Седеющая дебелая партийная старуха с лицом каменной скифской бабы, в окружении «пишмаш» (так называются все секретарши-машинистки по имени Ленинградской фабрики пишущих машинок— «Пишмаш»), полуответственных полумужчин, не взятых на фронт за дефективностью, и пионеров на побегушках. Эта заслуженная мегера, даже не взглянув на бедного Сашу, громыхнула, содрогаясь мощным бюстом:

– Один месяц.

Саша вздрогнул, «пишмаша» остервенело протарахтела на машинке какие-то жестокие слова – и приговор был подписан твердой не по годам рукой.

«Кто не был – тот будет, кто был – не забудет», – вспомнил Саша изречение старых революционеров, потом контрреволюционеров, входя в широкие ворота тюрьмы на Нижегородской улице, близ Финляндского вокзала. Он даже весело насвистывал: не в первый раз.

Это была старая тюрьма, построенная по типу «Крестов»: основной корпус расположен крестообразно. До революции «Кресты» были самой большой и страшной тюрьмой России. Теперь Москва и в этом выдвинулась на первое место: «Крестам» далеко до «Лубянки».

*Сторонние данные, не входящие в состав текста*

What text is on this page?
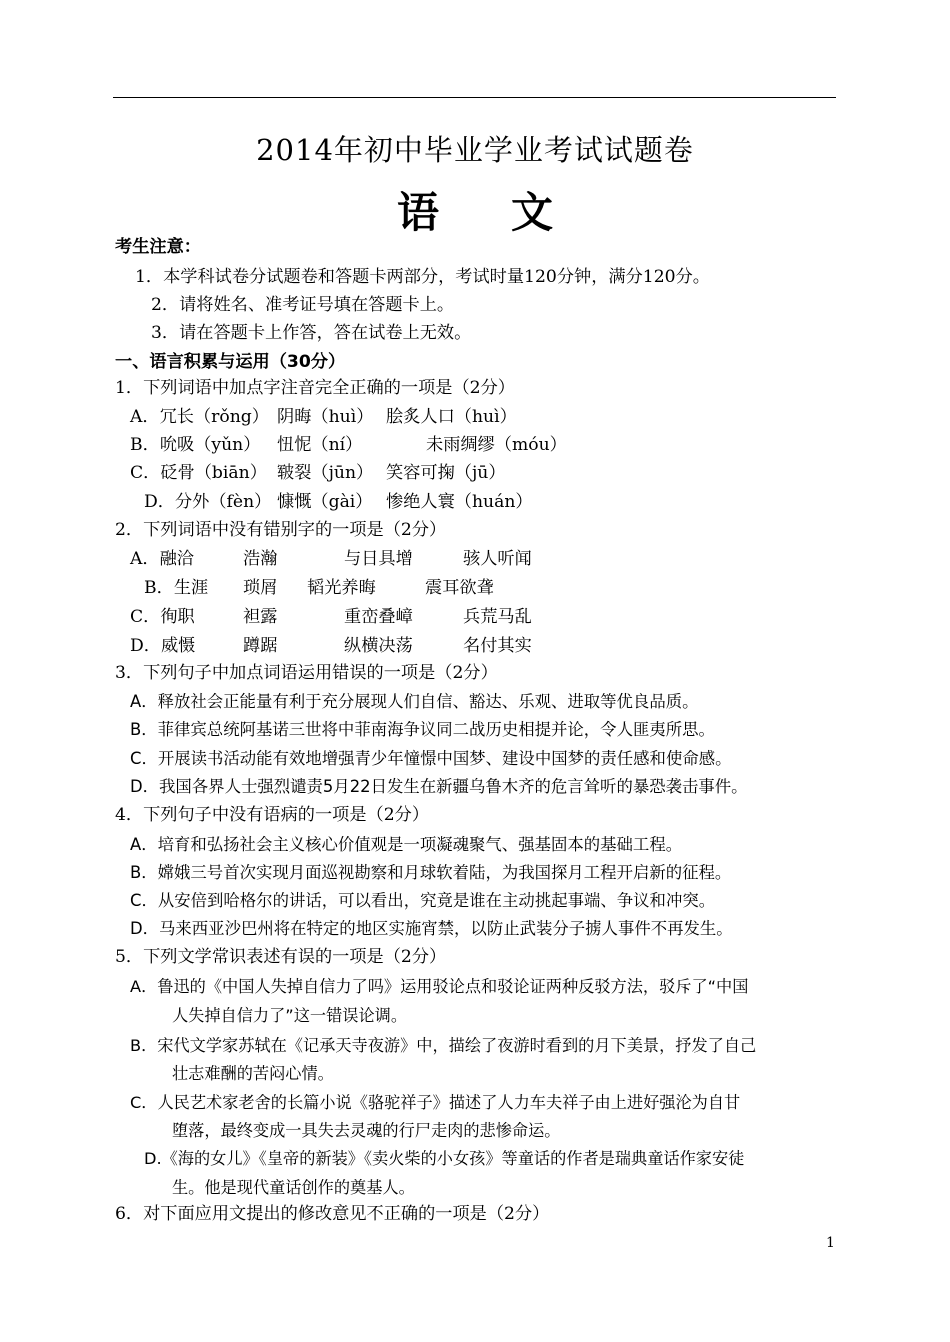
2014年初中毕业学业考试试题卷
语 文
考生注意：
1．本学科试卷分试题卷和答题卡两部分，考试时量120分钟，满分120分。
2．请将姓名、准考证号填在答题卡上。
3．请在答题卡上作答，答在试卷上无效。
一、语言积累与运用（30分）
1．下列词语中加点字注音完全正确的一项是（2分）
A．冗长（rǒng） 阴晦（huì） 脍炙人口（huì）
B．吮吸（yǔn） 忸怩（ní）	未雨绸缪（móu）
C．砭骨（biān） 皲裂（jūn） 笑容可掬（jū）
D．分外（fèn） 慷慨（gài） 惨绝人寰（huán）
2．下列词语中没有错别字的一项是（2分）
A．融洽	浩瀚	与日具增	骇人听闻
B．生涯 琐屑 韬光养晦	震耳欲聋
C．徇职	袒露	重峦叠嶂	兵荒马乱
D．威慑	蹲踞	纵横决荡	名付其实
3．下列句子中加点词语运用错误的一项是（2分）
A．释放社会正能量有利于充分展现人们自信、豁达、乐观、进取等优良品质。
B．菲律宾总统阿基诺三世将中菲南海争议同二战历史相提并论，令人匪夷所思。
C．开展读书活动能有效地增强青少年憧憬中国梦、建设中国梦的责任感和使命感。
D．我国各界人士强烈谴责5月22日发生在新疆乌鲁木齐的危言耸听的暴恐袭击事件。
4．下列句子中没有语病的一项是（2分）
A．培育和弘扬社会主义核心价值观是一项凝魂聚气、强基固本的基础工程。
B．嫦娥三号首次实现月面巡视勘察和月球软着陆，为我国探月工程开启新的征程。
C．从安倍到哈格尔的讲话，可以看出，究竟是谁在主动挑起事端、争议和冲突。
D．马来西亚沙巴州将在特定的地区实施宵禁，以防止武装分子掳人事件不再发生。
5．下列文学常识表述有误的一项是（2分）
A．鲁迅的《中国人失掉自信力了吗》运用驳论点和驳论证两种反驳方法，驳斥了“中国
人失掉自信力了”这一错误论调。
B．宋代文学家苏轼在《记承天寺夜游》中，描绘了夜游时看到的月下美景，抒发了自己
壮志难酬的苦闷心情。
C．人民艺术家老舍的长篇小说《骆驼祥子》描述了人力车夫祥子由上进好强沦为自甘
堕落，最终变成一具失去灵魂的行尸走肉的悲惨命运。
D.《海的女儿》《皇帝的新装》《卖火柴的小女孩》等童话的作者是瑞典童话作家安徒
生。他是现代童话创作的奠基人。
6．对下面应用文提出的修改意见不正确的一项是（2分）
1
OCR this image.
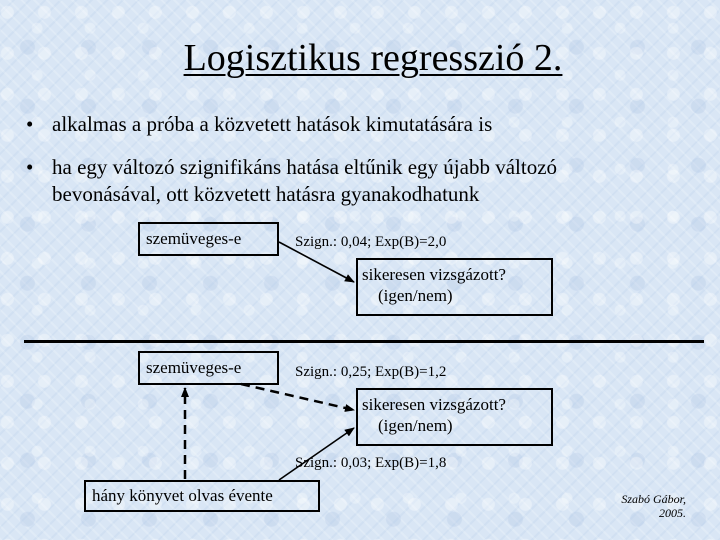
Logisztikus regresszió 2.
• alkalmas a próba a közvetett hatások kimutatására is
• ha egy változó szignifikáns hatása eltűnik egy újabb változó
bevonásával, ott közvetett hatásra gyanakodhatunk
szemüveges-e	Szign.: 0,04; Exp(B)=2,0
sikeresen vizsgázott?
(igen/nem)
szemüveges-e	Szign.: 0,25; Exp(B)=1,2
sikeresen vizsgázott?
(igen/nem)
Szign.: 0,03; Exp(B)=1,8
hány könyvet olvas évente	Szabó Gábor,
2005.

Сашу вкинули в большую камеру-гроб: голые стены, цементный пол. Посередине, на бушлатах, сидело несколько моряков с крейсера «Киров». Ленточек на их бескозырках не было. Очевидно, арестованным не полагаются. Матросы были осуждены за опоздание на корабль: за 5 минут – на 5 лет, за 10 – на 10. Одному за двухдневный прогул дали «вышку» (расстрел), но заменили двадцатью годами.

– Без нас войны не выиграют, – сказал он, – на то мы и балтийцы.

– Но что же с вами будут делать? – спросил Саша. – не сидеть же будете?

– Спишут в морской штрафной батальон, – сказал «вышак», – жаль, что нет штрафных боевых судов.

Саша представил себе: штрафной крейсер на всех парах бросается острой грудью на эскадру неприятеля, и… уснул.

Утром его послали на работу в тюремную баню, поражавшую чистотой и образцовым порядком, в установившемся при Сталине стиле издевательского бережливого отношения к человеку: его воспитывают, учат, лечат – и потом калечат где-нибудь, не дай Бог, в Нарыме или на Колыме, где как говорят, 12 месяцев зима, а остальное лето.

Саша с двумя «огольцами», мальчишками по 15–14 лет, мыл пол после каждой партии заключенных – казалось, им не будет конца.

Банщик, хам из разжалованных энкаведистов, почти ничего не делал сам. Командовал, матерился и делил скудный паек. Потом, когда появились пленные немцы (летчики), ему понравилось раздавать им кусочки мыла. Он встретил упавших с неба блондинов, как половой в гостинице. И не только он. Тюремное начальство по приказу свыше кормило «дорогих гостей» из особого котла. Утром – сладкий кофе с галетами, в обед каша с таким куском мяса, какой ленинградские рабочие имели только раз в неделю.

Через несколько дней Саша не вышел на работу и сразу же пожалел об этом.

Из рабочей «камеры», где он сидел с двумя напарниками, его перевели в такую же по размеру, но стояло в ней около сорока человек.

Административка работала.

Упасть в обморок было некуда. Бессильно оседавших, валившихся на плечи соседей выносили и, облив водой, снова вталкивали.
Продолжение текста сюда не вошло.